Book Review: The Invention of Hugo Cabret

May is graphic novel month. Honestly, I'm not a huge fan of graphic novels - I'd much rather read straight print, but I have really enjoyed a few out of the many I've read in the past. I also really love the Fables comic series, so even though it's not my favourite genre, I was looking forward to reading a few this month.

After taking recommendations on social media and from goodreads, I settled on not one, but three graphic novels! Here's the third and last of the bunch...

May 2014: Graphic Novels

The Invention of Hugo Cabret
By Brian Selznick
2007
544 pages

Hugo Cabret is an orphan clock keeper who lives in the walls of a Paris train station. He's also a thief, but hey, it's post World War I and he's got to eat to survive. He gets caught stealing small mechanical parts for a secret project by the old man who runs a toy shop. Here the mystery begins: What is Hugo's secret project? Who is the old man and how is he connected? What part does his goddaughter Isabelle have to play? What happened to Hugo's family? Will he stay out of trouble and the Station Inspector's jail? Will Hugo ever find all the answers to his questions?

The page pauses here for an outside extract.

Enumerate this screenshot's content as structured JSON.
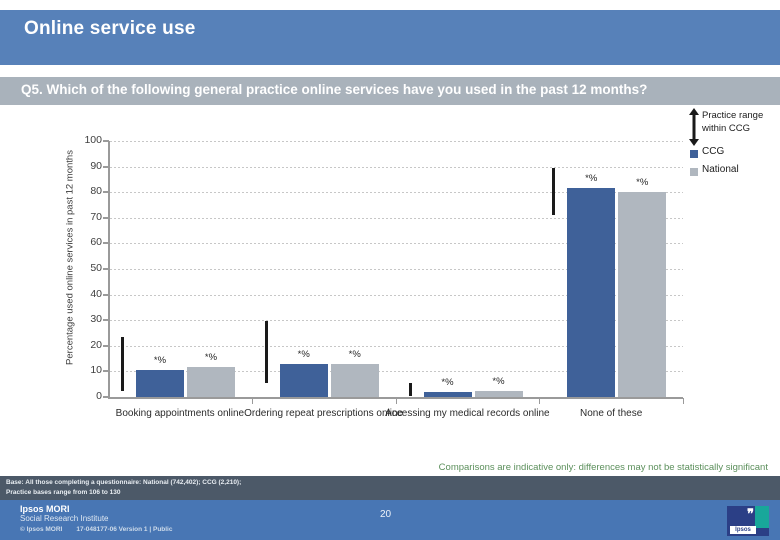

I'm not going to give away more, because the story is a treat to read and you're going to go get it out of the library now and find the answers yourselves. It's a bit different from a "normal" comic style graphic novel in that there are pages of text like a "regular" novel, mixed in with gorgeous full page black and white pencil sketches. The sweet story is brilliantly portrayed, and you'll learn about the first moving picture films ever made as well.

I almost didn't read this book because it is really thick and I'm lazy, but a colleague insisted it was excellent and wouldn't take much time to read at all. And she was right. It was an excellent story, by far the best of the three I read this month. The illustrations were beautiful and completely integral to the pages of text. It was just a beautiful story told in a beautiful way. Just beautiful. Read it.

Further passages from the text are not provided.